VCSK lacks the logic and coordination to recover pages no longer used. The authority necessary for this coordination defeats VCSK’s confinement properties that its original users required.

These ideas are natural when you view the memory map as capability hardware.

These ideas do not solve the concurrent data base update problem; there is no general melding of descendent segments combining the modifications. By faulting reads as well as writes it would be possible to detect read sets and write sets of the respective clients and sometimes deduce that neither actor affected the other, so as to allow a meld, but those tricks have been tried elsewhere and I do not know the results.

COW logic puts a membrane of sorts between the program and part of its memory. ‘Membrane’ here is in the sense used by the capability community. Sometimes the state of a data base is represented in mutable things that are not memory pages, such as the objects that the system defines. If these are reliably duplicatable like pages, then the same sort of membrane can be extended to include those in the data base state.

Alas these ideas are not conformable with these and I think that both are important!

Some details
Sample C code demonstrating RAM snapshots via the fork kernel call which provides circumstantial evidence that the children get their own access to the malloc data.

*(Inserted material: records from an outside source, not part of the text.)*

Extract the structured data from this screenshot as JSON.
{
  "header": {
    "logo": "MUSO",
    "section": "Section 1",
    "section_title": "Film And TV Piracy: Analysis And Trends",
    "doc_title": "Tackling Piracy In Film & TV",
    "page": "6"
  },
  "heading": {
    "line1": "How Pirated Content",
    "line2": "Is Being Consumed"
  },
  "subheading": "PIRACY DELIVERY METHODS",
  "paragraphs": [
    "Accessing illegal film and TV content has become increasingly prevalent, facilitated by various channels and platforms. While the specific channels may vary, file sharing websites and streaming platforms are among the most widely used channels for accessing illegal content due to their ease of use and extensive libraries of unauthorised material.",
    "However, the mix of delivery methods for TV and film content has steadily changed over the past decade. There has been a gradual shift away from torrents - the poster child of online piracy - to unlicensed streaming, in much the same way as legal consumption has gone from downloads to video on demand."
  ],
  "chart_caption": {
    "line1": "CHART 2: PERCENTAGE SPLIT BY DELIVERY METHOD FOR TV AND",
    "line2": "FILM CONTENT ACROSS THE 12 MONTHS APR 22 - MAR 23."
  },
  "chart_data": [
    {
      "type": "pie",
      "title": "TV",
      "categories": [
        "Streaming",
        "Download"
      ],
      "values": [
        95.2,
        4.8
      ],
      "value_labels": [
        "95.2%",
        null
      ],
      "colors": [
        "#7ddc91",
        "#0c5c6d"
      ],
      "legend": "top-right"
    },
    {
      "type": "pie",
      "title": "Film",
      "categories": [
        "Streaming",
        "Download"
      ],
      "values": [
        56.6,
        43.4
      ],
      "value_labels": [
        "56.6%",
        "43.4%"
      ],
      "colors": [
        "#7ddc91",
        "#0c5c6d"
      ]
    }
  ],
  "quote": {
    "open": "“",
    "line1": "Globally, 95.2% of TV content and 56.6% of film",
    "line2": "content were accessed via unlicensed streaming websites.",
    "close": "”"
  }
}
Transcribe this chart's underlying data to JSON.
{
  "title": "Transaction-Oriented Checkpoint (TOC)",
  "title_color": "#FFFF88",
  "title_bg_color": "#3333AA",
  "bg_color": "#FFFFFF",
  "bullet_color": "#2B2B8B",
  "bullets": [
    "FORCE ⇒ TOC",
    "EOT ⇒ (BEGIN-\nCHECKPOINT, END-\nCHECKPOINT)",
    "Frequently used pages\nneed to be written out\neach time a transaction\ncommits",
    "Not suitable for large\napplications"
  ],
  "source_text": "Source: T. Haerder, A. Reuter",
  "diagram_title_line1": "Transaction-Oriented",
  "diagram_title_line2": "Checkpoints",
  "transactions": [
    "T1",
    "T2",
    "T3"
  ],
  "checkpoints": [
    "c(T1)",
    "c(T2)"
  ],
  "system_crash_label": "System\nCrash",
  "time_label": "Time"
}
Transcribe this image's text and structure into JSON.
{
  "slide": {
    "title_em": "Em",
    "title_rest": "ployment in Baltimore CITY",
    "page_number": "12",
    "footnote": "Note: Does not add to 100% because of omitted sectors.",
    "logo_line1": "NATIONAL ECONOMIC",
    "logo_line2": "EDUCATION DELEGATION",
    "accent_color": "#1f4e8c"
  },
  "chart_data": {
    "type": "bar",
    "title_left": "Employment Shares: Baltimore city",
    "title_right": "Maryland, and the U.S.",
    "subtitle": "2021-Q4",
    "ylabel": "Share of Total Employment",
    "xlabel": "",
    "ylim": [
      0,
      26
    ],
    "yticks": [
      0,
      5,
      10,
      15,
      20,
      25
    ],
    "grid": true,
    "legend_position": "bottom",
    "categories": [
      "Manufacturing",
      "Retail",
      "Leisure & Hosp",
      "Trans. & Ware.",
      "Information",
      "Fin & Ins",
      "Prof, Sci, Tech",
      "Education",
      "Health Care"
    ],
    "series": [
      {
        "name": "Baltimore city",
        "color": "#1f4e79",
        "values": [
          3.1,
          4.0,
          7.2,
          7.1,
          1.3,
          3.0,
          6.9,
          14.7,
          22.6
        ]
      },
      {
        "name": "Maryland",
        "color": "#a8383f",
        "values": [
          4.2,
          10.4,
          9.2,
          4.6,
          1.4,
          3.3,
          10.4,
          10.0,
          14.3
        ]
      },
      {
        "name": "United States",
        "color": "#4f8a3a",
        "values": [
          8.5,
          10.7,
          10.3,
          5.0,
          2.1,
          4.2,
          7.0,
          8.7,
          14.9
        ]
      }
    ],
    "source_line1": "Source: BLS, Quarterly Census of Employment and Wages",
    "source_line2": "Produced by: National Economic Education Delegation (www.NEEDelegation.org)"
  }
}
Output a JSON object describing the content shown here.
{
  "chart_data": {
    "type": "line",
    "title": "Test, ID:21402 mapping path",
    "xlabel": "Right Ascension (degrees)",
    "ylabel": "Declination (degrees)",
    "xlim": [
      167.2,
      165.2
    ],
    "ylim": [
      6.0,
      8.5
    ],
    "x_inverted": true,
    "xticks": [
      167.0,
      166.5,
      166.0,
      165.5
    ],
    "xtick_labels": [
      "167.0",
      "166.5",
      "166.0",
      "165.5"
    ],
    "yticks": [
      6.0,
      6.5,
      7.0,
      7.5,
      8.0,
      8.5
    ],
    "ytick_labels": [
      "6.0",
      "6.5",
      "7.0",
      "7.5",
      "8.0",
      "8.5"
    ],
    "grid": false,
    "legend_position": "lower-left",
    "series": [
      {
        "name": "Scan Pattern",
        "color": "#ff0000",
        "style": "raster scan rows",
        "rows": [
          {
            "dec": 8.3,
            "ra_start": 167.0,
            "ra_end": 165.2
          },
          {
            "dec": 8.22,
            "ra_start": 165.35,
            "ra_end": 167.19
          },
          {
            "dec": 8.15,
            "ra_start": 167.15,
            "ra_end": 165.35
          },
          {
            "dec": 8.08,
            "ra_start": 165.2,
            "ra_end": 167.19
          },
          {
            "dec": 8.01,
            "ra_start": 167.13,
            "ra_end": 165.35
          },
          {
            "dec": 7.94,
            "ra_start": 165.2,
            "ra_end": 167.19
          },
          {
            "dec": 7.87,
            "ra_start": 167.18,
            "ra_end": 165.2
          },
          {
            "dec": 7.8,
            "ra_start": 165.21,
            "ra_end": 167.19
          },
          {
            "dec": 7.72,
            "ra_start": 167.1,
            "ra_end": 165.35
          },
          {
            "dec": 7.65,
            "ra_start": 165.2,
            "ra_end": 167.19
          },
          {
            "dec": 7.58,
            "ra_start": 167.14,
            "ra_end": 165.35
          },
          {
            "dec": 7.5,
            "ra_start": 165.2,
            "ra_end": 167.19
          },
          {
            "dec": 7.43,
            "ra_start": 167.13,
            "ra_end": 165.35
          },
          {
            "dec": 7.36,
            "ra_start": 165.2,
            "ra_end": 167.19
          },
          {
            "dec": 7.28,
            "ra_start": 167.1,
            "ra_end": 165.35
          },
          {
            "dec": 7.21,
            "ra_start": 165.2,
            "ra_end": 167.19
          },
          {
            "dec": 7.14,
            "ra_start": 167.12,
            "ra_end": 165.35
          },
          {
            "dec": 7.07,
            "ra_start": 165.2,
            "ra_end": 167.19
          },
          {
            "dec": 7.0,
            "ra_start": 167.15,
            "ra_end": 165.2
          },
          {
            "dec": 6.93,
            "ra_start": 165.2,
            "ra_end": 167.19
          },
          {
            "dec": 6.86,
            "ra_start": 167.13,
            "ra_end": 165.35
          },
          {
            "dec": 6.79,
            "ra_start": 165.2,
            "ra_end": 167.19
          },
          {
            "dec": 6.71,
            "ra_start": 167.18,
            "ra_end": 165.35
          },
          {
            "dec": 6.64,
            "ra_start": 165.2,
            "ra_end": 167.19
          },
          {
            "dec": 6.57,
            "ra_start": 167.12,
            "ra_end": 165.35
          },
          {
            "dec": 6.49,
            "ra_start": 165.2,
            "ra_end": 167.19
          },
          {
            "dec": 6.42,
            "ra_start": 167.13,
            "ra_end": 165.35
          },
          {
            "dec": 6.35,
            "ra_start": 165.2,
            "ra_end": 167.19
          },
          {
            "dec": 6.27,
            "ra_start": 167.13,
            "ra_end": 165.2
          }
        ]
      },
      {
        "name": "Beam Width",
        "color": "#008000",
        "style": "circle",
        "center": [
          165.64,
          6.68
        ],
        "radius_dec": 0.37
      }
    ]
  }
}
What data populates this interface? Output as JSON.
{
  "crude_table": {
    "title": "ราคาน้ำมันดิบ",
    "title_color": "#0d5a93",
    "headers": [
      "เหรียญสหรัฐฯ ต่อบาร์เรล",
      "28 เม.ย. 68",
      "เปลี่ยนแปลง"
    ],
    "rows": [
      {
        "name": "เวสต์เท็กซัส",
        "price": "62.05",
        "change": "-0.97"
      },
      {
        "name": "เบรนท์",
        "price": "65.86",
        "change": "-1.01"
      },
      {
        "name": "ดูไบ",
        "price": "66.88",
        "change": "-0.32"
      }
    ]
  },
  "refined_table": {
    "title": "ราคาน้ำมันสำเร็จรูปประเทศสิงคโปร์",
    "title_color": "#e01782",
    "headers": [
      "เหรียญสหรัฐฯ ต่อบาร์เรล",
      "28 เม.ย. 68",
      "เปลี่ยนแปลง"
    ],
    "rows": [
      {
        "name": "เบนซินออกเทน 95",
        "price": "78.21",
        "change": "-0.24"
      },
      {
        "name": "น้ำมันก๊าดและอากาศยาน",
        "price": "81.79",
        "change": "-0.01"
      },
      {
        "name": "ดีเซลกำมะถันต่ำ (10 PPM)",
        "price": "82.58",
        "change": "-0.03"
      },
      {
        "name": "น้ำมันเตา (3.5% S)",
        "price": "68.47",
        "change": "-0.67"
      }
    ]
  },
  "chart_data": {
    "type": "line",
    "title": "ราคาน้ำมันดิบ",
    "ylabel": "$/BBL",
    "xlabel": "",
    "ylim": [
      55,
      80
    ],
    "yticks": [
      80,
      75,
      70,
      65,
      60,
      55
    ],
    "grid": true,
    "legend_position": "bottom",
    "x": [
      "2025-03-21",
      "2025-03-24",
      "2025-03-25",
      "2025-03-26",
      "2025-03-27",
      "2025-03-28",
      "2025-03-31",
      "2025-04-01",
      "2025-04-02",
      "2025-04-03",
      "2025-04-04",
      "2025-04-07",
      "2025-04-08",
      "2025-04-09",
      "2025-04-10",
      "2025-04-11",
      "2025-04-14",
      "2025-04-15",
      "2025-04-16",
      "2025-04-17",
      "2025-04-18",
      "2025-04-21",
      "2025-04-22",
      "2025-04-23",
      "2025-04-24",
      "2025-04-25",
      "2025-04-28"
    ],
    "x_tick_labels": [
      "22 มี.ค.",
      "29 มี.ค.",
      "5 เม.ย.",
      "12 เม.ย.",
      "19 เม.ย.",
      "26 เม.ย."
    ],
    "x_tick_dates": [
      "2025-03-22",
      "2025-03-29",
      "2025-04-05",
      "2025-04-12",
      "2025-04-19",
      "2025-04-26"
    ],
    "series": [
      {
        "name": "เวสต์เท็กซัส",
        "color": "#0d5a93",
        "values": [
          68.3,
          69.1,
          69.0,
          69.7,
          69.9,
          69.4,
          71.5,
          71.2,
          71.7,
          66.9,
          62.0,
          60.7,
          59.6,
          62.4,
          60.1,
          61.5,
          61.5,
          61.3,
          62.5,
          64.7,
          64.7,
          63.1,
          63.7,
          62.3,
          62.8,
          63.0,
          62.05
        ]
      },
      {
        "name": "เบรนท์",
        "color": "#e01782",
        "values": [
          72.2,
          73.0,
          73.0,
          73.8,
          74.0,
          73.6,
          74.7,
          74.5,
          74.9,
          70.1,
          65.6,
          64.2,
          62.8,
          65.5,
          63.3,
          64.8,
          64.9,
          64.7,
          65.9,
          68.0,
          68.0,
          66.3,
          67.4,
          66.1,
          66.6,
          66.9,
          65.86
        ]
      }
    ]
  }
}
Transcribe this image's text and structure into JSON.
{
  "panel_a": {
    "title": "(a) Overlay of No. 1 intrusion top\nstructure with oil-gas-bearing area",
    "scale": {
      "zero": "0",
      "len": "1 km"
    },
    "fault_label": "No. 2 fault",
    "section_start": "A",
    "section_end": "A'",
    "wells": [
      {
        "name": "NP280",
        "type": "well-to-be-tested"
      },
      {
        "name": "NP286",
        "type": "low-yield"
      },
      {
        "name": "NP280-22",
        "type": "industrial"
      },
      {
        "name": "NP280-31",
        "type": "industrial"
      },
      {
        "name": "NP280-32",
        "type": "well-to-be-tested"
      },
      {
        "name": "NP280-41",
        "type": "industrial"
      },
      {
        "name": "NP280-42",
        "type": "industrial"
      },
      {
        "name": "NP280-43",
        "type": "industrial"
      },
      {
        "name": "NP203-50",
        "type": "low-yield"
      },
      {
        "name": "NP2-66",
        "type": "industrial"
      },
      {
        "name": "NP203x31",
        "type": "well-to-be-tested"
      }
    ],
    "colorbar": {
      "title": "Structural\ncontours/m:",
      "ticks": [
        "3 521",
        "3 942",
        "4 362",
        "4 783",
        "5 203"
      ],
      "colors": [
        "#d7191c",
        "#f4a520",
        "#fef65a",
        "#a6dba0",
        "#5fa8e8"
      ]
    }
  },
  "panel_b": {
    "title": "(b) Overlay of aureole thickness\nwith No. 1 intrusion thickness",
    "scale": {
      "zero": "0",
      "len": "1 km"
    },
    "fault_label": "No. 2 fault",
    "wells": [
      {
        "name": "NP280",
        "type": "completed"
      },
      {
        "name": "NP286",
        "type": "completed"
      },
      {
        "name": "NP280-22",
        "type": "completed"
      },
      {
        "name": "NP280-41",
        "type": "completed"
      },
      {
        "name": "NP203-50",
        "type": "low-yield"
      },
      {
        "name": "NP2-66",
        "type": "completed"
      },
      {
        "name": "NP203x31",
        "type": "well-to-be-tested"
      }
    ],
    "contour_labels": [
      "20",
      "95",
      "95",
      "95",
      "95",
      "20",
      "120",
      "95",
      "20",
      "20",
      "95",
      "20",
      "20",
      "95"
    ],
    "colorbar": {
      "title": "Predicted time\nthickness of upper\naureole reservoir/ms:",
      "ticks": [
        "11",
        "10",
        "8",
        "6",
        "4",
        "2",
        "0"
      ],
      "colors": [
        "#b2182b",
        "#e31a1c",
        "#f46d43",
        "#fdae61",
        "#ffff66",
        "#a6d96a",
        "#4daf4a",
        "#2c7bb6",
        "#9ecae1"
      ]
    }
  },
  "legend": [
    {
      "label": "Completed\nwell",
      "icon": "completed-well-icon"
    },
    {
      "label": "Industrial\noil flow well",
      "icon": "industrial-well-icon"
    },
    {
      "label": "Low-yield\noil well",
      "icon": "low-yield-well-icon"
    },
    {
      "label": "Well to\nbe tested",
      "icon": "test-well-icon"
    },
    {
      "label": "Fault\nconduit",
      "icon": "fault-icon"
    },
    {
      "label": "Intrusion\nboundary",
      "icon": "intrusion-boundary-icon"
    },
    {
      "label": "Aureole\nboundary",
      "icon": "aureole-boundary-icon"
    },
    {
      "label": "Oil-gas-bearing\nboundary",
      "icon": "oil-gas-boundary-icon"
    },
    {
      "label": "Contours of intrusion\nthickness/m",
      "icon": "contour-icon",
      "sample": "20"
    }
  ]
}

These folk already had a similar idea.
A similar ploy for OCaml


Here is a very similar plan serving the same general class of problems and involving similar low level hackery. Suppose that the command to produce a virtual snapshot actually severed the segment from the producer’s address space, conceptually zeroing those addresses at which the segment had resided. A capability to the severed segment could be sent elsewhere in a message where it could be inserted into another (or same) address space at an address of the recipient’s choosing. If the sender needs the data from the sent segment, perhaps to send a similar snapshot in another message, then some of the real cost of the copy must be paid, depending on in how many pages the snapshots differ. If the recipients need to modify the received segments the same costs apply. This is especially easy in Keykos and the data of the segment may remain unmoved in cache or DRAM and even the page tables for 64Kb segments would remain untouched. Making it manifest to the recipient that he has unique access to the segment is also possible.

I suspect that these two plans can be unified. Both these plans have interactions with memory ownership and space responsibility—even in Keykos.